Millet was born in the village of Gruchy, in La Hague in Normandy and moved to Paris in 1838. He received his academic schooling with Paul Dumouchel, and with Jérome Langlois in Cherbourg. After 1840 he turned away from the official fashion style and came under the influence of Honoré Daumier. In 1849 he withdraw to Barbizon to apply himself to painting many often poetic peasant scenes.
His work, such as The Gleaners (1848), depicting the poorest of peasant women stooping in the fields to glean the leftovers from the harvested field, is a powerful and timeless statement about the working class that resonates to this day. (The Gleaners is on display in Paris's Musée d'Orsay).

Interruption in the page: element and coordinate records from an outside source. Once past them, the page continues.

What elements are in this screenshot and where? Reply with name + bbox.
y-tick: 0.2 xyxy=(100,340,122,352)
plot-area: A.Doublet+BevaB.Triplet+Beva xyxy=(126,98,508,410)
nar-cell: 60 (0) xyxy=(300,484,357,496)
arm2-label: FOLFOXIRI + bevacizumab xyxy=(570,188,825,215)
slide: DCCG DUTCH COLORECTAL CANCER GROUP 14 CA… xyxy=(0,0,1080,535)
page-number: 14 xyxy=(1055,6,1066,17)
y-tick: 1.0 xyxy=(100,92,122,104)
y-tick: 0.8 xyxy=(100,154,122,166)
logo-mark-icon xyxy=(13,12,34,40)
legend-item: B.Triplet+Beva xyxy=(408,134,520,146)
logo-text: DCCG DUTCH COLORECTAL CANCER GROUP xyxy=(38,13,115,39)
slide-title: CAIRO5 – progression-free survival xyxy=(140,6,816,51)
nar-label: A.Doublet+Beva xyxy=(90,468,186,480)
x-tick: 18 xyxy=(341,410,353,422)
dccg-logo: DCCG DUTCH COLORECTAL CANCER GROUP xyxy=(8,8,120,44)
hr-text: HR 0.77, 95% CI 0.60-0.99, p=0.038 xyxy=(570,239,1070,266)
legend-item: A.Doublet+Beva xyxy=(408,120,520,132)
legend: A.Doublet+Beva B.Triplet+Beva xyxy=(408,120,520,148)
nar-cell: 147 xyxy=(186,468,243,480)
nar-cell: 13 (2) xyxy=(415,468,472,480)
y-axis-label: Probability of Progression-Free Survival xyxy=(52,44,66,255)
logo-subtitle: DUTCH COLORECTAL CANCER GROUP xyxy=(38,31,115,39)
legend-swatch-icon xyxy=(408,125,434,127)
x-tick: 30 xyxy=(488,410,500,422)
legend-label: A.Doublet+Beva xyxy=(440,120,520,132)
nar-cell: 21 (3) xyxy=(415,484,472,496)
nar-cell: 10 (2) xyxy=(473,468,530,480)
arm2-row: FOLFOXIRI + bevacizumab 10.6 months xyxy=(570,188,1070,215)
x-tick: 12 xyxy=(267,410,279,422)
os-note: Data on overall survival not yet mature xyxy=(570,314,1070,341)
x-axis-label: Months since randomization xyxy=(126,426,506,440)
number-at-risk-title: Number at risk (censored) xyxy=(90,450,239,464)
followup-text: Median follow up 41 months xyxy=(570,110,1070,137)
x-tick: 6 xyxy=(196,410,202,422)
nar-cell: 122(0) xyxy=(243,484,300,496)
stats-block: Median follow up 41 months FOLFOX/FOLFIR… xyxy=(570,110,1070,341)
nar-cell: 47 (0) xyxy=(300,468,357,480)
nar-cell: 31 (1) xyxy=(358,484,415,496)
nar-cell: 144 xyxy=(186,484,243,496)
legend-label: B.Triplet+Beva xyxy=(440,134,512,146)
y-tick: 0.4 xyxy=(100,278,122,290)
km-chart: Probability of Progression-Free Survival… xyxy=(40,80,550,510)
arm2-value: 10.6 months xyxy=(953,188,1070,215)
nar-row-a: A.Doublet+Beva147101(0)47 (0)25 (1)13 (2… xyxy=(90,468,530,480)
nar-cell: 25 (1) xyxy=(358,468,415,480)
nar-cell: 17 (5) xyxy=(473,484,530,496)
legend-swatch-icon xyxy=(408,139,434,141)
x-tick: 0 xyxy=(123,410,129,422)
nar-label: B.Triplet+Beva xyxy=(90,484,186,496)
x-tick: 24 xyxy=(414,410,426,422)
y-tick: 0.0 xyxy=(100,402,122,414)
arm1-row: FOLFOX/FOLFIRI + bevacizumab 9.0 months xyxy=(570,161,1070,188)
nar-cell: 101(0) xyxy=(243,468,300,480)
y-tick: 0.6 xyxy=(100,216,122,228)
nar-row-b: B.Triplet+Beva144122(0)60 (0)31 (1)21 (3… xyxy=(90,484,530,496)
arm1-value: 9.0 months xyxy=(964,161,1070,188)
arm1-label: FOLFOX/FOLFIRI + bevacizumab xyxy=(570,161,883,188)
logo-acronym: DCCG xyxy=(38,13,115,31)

His Angelus was widely reproduced in prints in the 19th century. Salvador Dalí was particularly fascinated by this work, wrote an entire book analysing it (The Tragic Myth of Millet's Angelus), and included variations of this Millet work in many of his own paintings.
But though a family of rustics, the Millets were far removed from rusticity of manners: they were serious folks, profoundly pious, a strange stock of Catholic Puritans whose stern sentiments of religion, handed down from generation to generation, gave them something like an aristocratic character; they were incapable of mean ideas.
Millet, with his large family (he had four sons and five daughters), knew what it was to want for bread, for firewood, for the most indispensable necessities of life.
Millet is quite the opposite of a Utopian or an insurgent.